Experimental charge density in an oxidized trinuclear iron complex using 15 K synchrotron and 100 K conventional single-crystal X-ray diffraction

Abstract

The experimental electron density distribution in a crystal consisting of the simplest conceivable trinuclear carboxylate-bridged iron-μ³-oxo dianion with two α-picolinium cations has been determined using both synchrotron (15 K) and conventional (100 K) X-ray diffraction data. The constituent trinuclear oxo-centered molecule consists of six μ₂-bridging formate groups between the iron pairs, while the axial ligand for all iron atoms is another formate group.
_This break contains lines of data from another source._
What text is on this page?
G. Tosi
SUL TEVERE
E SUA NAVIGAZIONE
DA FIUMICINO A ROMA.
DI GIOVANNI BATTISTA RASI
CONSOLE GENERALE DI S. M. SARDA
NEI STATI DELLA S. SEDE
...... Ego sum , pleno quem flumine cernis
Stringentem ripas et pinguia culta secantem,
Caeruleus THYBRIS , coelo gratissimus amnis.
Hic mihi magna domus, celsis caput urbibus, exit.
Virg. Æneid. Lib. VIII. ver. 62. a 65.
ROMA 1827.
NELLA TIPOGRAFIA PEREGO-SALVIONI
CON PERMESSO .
The compound {[Fe₃O(HCOO)₆(HCOO)₃]²⁻·H₂O·2(α-CH₃NC₅H₅)⁺}, (1) crystallizes in the monoclinic space groupP2₁/m with charge assisted hydrogen bonds linking the α-picolinium cations to the trinuclear groups. The chemical bonding in the weakly asymmetric Fe₃O-core of 1 has been examined through the use of the quantum theory of atoms in molecules, and in combination with experimental d-orbital populations, a significant electron sharing is observed between the Fe atoms and the central oxygen. The central oxygen exhibits clear sp² hybridization, and the iron atoms have valence shell charge concentrations in all metal–ligand bond directions. The relative bond strengths are evaluated based upon the charge density distribution and found to be in accordance with the geometrical results. Integrated group charges follow expectations from formal chemical valences.